Sixty-seven graves covered by brush and almost forgotten have been found and marked in a refurbished cemetery on Gilmer County’s east side.
Last Friday, 16 community members who helped uncover the old African-American resting place honored the dead by dedicating the shade-covered space as Rose Cemetery.
The two-and-a-half year project of finding and marking the graves began when Jennifer Anderson and her husband, Danny, moved into the Yukon community along John Teem Road, and neighbors told them stories about the black cemetery at its juncture with Ravencliff Road.
At the ceremony, Anderson gave a brief history of the African-American families who lived there.
“Today, we’re here to honor and remember those who are buried in this sacred burial ground that we call Rose Cemetery,” she said. “This cemetery was abandoned and neglected, and as you all know, those who once took care of it left and there aren’t any records.”
Anderson said the graveyard is so old it sat on a land lot in Cherokee County — totaling 160 acres — before Gilmer County was formed, and it was then split into two 80-acre tracts. In 1876, Marion Palmer owned one of the 80-acre tracts, and Henry Wright owned the other 80 acres. Palmer was a farmer and Wright was a preacher.
“We were told there’s a church down on the creek, but we haven’t found it … there were 30 African-Americans living here in 1870 (according to the census for that year),” she noted. “In 1880, there were 46. So we know this was a little community. Through ground-penetrating radar, we know that there’s 67 graves — four people in caskets and the rest in shrouds; five babies and 10 children or teenagers, and 52 adults.”
Anderson’s close friend and co-researcher Susan Noles knows a good project when she sees it. Noles thanked “every person who has helped us, even if they just thought about it.”
“I appreciate each and every one of you, you just don’t know how much,” she continued. “We’ve got ladies weed eating every two weeks, and they weed the flowers — we just all work together, and I think that’s the biggest thing with our Rose Cemetery, that we’re a community.”
Rick Stirewalt, a local resident and volunteer on the project, said work on the old cemetery had a practical application as well. He explained that before renovations began there were times when sirens and the red-and-blue lights of law enforcement vehicles arrived at the site.
“This was the drug drop,” he said of prior illegal activity. “The weeds were this high (shoulder height). You could sit down in it, and the cops couldn’t see you. We (neighbors) decided one day to weed eat the whole place, and we got about partway up and it couldn’t have been but a few days later when this crowd (those present) showed up and did the rest. So I want to say thank you to all of you for helping us feel more safe.”
Little is known about Mary Rose, for whom the cemetery is named. That doesn’t matter, the Rev. Steve Fields pointed out.
“You’re here honoring the lives of people that existed, (and) we believe the Bible teaches that every single person that is conceived is an important person to God … we’re here to celebrate that their lives were significant,” said Fields, who grew up on the mission field in Africa and pastors Covenant Community Church of Ellijay.

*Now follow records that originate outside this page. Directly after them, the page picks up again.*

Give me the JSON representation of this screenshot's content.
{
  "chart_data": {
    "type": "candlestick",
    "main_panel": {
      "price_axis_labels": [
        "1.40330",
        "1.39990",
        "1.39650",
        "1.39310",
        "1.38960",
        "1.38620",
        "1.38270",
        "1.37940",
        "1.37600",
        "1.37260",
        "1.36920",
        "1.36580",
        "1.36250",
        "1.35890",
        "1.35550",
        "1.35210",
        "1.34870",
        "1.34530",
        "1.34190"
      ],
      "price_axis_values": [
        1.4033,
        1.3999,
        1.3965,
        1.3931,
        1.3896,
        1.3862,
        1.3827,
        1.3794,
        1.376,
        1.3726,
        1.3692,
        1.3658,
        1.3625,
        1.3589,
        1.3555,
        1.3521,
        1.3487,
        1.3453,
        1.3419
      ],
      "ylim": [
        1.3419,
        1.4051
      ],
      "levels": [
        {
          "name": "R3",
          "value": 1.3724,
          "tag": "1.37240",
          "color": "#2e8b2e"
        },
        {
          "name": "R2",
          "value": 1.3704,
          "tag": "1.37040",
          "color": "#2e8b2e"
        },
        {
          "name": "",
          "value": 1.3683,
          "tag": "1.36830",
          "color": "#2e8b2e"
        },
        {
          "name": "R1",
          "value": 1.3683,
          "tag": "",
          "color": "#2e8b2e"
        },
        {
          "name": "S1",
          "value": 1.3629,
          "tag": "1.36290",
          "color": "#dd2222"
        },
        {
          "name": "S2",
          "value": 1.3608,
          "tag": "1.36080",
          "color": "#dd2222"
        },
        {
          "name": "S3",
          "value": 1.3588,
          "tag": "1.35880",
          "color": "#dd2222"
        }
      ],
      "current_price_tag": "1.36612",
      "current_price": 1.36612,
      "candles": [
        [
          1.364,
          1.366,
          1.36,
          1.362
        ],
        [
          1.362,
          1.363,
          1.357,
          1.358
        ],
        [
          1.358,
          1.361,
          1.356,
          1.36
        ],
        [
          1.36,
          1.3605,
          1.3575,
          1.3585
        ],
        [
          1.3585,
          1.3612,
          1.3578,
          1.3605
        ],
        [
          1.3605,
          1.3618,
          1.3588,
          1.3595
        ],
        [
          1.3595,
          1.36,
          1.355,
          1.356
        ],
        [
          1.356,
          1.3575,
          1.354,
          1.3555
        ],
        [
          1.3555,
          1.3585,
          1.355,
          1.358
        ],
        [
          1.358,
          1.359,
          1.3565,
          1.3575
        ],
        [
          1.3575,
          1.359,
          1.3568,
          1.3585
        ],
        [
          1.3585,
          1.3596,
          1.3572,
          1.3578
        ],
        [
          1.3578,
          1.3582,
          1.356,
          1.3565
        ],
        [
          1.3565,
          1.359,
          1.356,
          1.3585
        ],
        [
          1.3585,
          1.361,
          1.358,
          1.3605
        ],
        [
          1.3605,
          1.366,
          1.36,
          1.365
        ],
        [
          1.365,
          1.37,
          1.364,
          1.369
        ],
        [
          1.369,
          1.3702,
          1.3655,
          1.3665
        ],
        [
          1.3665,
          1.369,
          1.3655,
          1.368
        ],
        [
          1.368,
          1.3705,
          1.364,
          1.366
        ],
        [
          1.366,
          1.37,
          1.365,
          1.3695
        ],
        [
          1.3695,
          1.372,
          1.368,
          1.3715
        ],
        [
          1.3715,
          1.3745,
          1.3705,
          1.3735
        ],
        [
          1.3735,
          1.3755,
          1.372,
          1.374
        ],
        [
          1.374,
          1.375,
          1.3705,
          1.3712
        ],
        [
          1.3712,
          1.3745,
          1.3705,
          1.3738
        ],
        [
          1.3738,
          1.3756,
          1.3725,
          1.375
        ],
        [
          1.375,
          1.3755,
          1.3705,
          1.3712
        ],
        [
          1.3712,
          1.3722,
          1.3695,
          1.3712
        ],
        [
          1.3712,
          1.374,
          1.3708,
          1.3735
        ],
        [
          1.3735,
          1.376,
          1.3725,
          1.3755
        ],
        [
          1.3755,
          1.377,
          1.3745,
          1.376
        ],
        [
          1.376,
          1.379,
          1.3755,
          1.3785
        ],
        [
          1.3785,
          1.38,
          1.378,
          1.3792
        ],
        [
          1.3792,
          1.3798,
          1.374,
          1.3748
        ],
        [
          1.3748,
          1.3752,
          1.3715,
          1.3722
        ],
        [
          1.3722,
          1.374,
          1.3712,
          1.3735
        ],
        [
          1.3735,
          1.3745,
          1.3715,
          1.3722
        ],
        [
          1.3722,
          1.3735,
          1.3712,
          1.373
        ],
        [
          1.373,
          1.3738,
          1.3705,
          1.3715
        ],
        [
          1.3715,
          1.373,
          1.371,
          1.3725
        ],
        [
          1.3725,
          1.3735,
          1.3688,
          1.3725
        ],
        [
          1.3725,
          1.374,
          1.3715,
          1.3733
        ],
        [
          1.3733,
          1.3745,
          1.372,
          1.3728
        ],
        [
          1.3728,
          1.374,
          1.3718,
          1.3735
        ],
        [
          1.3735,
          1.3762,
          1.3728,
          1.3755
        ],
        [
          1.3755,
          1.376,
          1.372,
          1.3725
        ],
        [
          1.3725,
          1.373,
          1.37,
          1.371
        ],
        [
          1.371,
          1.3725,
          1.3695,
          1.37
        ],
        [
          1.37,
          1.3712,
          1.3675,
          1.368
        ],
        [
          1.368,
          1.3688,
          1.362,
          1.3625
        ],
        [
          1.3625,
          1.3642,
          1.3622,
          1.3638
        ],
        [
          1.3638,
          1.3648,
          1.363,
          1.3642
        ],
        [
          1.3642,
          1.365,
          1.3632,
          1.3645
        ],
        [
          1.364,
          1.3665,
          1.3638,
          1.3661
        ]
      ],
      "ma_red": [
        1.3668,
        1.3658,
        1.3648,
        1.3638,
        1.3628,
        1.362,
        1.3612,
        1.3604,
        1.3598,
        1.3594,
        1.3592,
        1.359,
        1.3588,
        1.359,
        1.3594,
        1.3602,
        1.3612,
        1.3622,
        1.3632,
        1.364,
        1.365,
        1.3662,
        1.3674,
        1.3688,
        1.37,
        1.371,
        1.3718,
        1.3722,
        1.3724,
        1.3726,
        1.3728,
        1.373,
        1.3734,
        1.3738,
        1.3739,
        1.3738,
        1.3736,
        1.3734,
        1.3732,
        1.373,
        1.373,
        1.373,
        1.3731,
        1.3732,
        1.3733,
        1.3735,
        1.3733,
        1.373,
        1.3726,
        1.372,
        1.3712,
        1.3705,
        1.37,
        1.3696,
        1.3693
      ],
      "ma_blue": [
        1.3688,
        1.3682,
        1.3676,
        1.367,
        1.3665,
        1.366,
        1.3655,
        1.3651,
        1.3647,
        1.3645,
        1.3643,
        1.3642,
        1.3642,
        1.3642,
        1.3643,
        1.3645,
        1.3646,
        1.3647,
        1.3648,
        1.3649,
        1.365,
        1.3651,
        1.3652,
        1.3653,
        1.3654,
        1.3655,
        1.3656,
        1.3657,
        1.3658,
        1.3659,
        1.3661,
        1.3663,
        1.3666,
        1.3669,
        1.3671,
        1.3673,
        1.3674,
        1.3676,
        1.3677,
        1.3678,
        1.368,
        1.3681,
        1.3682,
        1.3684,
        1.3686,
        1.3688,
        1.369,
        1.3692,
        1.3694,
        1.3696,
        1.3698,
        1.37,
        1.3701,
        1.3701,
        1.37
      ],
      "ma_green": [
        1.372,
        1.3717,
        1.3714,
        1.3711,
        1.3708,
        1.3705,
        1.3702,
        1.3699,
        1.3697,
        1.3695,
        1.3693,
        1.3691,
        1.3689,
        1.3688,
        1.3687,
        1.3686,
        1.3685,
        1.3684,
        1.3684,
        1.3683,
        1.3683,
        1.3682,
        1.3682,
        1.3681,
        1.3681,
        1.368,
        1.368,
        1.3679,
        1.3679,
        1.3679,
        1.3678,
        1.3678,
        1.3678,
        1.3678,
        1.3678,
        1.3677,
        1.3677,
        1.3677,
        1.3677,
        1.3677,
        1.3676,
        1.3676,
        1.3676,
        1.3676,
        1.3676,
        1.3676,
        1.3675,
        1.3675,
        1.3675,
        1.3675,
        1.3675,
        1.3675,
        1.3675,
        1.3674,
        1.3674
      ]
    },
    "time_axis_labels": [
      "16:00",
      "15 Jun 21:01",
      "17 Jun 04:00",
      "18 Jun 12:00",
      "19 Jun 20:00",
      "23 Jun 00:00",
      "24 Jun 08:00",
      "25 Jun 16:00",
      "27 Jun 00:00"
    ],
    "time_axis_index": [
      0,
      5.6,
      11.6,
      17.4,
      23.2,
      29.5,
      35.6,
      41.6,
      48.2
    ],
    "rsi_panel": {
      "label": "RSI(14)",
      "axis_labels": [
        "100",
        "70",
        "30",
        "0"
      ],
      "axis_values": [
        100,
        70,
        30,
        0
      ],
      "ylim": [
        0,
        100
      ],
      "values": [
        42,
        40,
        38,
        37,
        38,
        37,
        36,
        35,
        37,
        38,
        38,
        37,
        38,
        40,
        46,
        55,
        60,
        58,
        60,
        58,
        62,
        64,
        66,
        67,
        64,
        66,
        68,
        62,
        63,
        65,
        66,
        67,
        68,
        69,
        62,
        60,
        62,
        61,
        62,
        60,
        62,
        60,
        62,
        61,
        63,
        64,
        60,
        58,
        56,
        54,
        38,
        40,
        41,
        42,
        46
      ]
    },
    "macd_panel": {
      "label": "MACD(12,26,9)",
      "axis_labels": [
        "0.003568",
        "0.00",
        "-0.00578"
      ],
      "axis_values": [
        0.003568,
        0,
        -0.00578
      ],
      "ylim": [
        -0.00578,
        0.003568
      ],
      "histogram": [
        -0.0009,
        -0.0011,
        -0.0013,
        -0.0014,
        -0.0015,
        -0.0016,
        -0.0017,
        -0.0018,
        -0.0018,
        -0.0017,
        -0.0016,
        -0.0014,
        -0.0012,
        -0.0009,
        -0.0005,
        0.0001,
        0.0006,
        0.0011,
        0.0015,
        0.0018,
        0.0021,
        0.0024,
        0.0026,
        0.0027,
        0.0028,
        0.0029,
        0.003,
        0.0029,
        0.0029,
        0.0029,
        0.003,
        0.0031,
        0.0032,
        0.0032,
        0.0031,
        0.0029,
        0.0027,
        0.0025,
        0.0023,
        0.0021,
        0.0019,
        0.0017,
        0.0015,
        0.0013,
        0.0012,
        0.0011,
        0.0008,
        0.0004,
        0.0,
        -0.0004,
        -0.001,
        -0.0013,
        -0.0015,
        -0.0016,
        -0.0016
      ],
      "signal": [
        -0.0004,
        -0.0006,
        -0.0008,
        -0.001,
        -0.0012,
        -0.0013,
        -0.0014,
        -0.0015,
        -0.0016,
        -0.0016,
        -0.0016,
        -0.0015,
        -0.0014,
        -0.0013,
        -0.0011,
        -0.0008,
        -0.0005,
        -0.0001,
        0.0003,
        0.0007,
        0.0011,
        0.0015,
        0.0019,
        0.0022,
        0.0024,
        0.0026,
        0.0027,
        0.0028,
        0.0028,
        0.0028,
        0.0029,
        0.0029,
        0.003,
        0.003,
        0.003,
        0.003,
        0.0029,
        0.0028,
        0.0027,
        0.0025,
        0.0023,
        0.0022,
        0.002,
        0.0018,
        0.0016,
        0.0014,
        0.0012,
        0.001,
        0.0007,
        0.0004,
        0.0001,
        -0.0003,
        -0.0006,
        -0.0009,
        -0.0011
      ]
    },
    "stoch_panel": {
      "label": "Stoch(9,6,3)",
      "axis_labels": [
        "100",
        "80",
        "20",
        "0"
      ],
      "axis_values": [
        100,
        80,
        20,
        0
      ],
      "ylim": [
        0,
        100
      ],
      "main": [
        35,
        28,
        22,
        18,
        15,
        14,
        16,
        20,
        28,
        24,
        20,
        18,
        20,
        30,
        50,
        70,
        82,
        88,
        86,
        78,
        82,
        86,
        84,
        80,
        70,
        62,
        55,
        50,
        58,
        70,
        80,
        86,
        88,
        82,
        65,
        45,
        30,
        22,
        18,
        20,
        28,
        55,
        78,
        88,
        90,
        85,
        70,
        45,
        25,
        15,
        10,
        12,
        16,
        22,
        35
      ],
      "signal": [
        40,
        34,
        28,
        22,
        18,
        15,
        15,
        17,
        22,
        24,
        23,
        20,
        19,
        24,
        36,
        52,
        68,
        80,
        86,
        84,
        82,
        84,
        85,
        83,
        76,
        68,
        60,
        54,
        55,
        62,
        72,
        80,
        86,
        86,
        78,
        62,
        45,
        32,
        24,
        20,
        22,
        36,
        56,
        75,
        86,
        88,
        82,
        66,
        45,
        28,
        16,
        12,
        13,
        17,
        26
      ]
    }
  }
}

He commended the volunteers for valuing life, since in his experience life is not valued highly in many foreign lands.
“We’re thankful for people who put in so much effort and care for the resting place of people they don’t even know and hardly know anything about, to honor that they lived and that they served, then died and are buried in this place,” Fields prayed. “We dedicate this plaque today in their memory and in their honor, and to show that we care … thank you for this moment in time when we honor these people that lived in our community.”
“These people deserve to be remembered, they deserve a peaceful resting place,” said Anderson.